Looking Beyond GWAS: Identifying Functional Roles of SNPs Using Metabolic Networks in Arabidopsis and Populus

Sarkar, D. - Presenter, The Pennsylvania State University
Maranas, C., The Pennsylvania State University
Studies aimed at improving agricultural yield and understanding adaptive processes have focused on explaining genetic sources of phenotypic variation. GWAS identifies the genetic background behind a trait by examining associations between phenotypes and single-nucleotide polymorphisms (SNPs). Although such studies are common, they often lack the power required to uncover relatively small effect sizes conferred by most loci and are not directly informative of the governing biological mechanisms. SNPeffect is a complementary analysis that offers genotype-to-phenotype interpretations by constructing scenarios for the mechanistic roles of SNPs in enzyme-coding (or regulatory) regions, integrating metabolomics, proteomics, and metabolic network information into a self-consistent narrative. SNPeffect can thus be used a posteriori to functionally explain GWAS hits or a priori to generate linkages between SNPs, genes, enzymes, metabolites and phenotypes, to be used as priors in GWAS and other plant breeding techniques.

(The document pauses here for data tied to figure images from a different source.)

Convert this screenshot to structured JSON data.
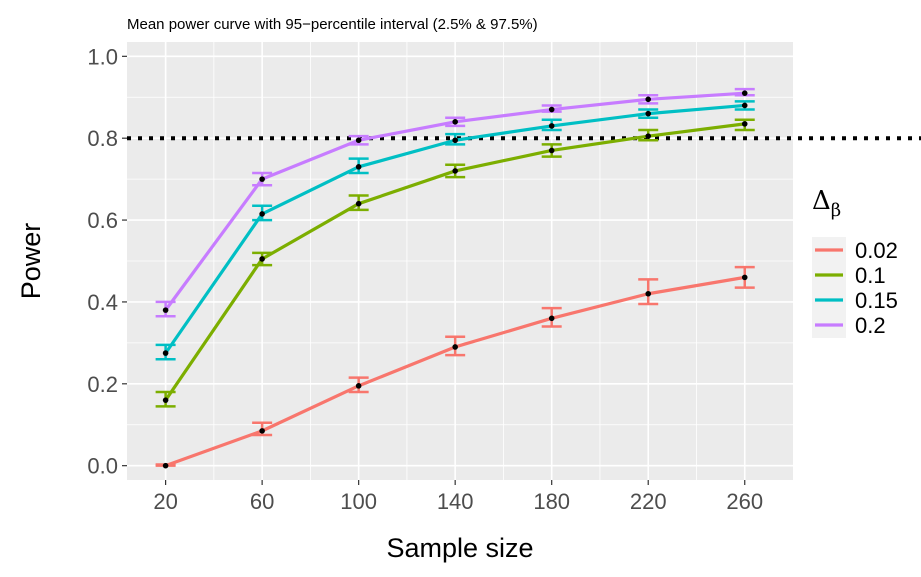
{
  "chart_data": {
    "type": "line",
    "title": "Mean power curve with 95−percentile interval (2.5% & 97.5%)",
    "xlabel": "Sample size",
    "ylabel": "Power",
    "x": [
      20,
      60,
      100,
      140,
      180,
      220,
      260
    ],
    "x_ticks": [
      "20",
      "60",
      "100",
      "140",
      "180",
      "220",
      "260"
    ],
    "y_ticks": [
      "0.0",
      "0.2",
      "0.4",
      "0.6",
      "0.8",
      "1.0"
    ],
    "xlim": [
      4,
      280
    ],
    "ylim": [
      -0.035,
      1.035
    ],
    "grid": true,
    "reference_line": {
      "y": 0.8,
      "style": "dotted"
    },
    "legend": {
      "title": "Δ",
      "title_subscript": "β",
      "position": "right"
    },
    "series": [
      {
        "name": "0.02",
        "color": "#F8766D",
        "values": [
          0.0,
          0.085,
          0.195,
          0.29,
          0.36,
          0.42,
          0.46
        ],
        "lower": [
          0.0,
          0.075,
          0.18,
          0.27,
          0.34,
          0.395,
          0.435
        ],
        "upper": [
          0.003,
          0.105,
          0.215,
          0.315,
          0.385,
          0.455,
          0.485
        ]
      },
      {
        "name": "0.1",
        "color": "#7CAE00",
        "values": [
          0.16,
          0.505,
          0.64,
          0.72,
          0.77,
          0.805,
          0.835
        ],
        "lower": [
          0.145,
          0.49,
          0.625,
          0.705,
          0.755,
          0.795,
          0.82
        ],
        "upper": [
          0.18,
          0.52,
          0.66,
          0.735,
          0.785,
          0.82,
          0.845
        ]
      },
      {
        "name": "0.15",
        "color": "#00BFC4",
        "values": [
          0.275,
          0.615,
          0.73,
          0.795,
          0.83,
          0.86,
          0.88
        ],
        "lower": [
          0.26,
          0.6,
          0.715,
          0.785,
          0.82,
          0.85,
          0.87
        ],
        "upper": [
          0.295,
          0.635,
          0.75,
          0.81,
          0.845,
          0.87,
          0.89
        ]
      },
      {
        "name": "0.2",
        "color": "#C77CFF",
        "values": [
          0.38,
          0.7,
          0.795,
          0.84,
          0.87,
          0.895,
          0.91
        ],
        "lower": [
          0.365,
          0.685,
          0.785,
          0.83,
          0.865,
          0.885,
          0.905
        ],
        "upper": [
          0.4,
          0.715,
          0.805,
          0.85,
          0.88,
          0.905,
          0.92
        ]
      }
    ],
    "point_color": "#000000"
  }
}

SNPeffect was used to explain differential growth and metabolite accumulation in A.thaliana and P. trichocarpa accessions as the outcome of activating and inactivating SNPs in enzyme-coding regions of the genotypes. To this end, we also constructed a P.trichocarpa genome-scale metabolic model, first for a perennial woody tree. As expected, our results indicate that plant growth is a complex polygenic trait governed by carbon and energy partitioning. Growth-affecting SNPs were found to be primarily in glycolysis, amino-acid, and energy metabolism. Faster-growing Arabidopsis genotypes were predicted to have higher fluxes through protein metabolism pathways and employ the energy efficient purine salvage pathway as opposed to de novo purine biosynthesis for generating nucleotides. In poplar, growth-determining SNPs with an upregulating role were in genes from cellulose and lignin biosynthesis, amino acid, and energy metabolism, in line with breeding strategies targeting pathways governing carbon and energy partition. SNPeffect also identified (putatively) functional SNPs in both species, distributed among pathways such as glycolysis, folate, and pyrimidine metabolism.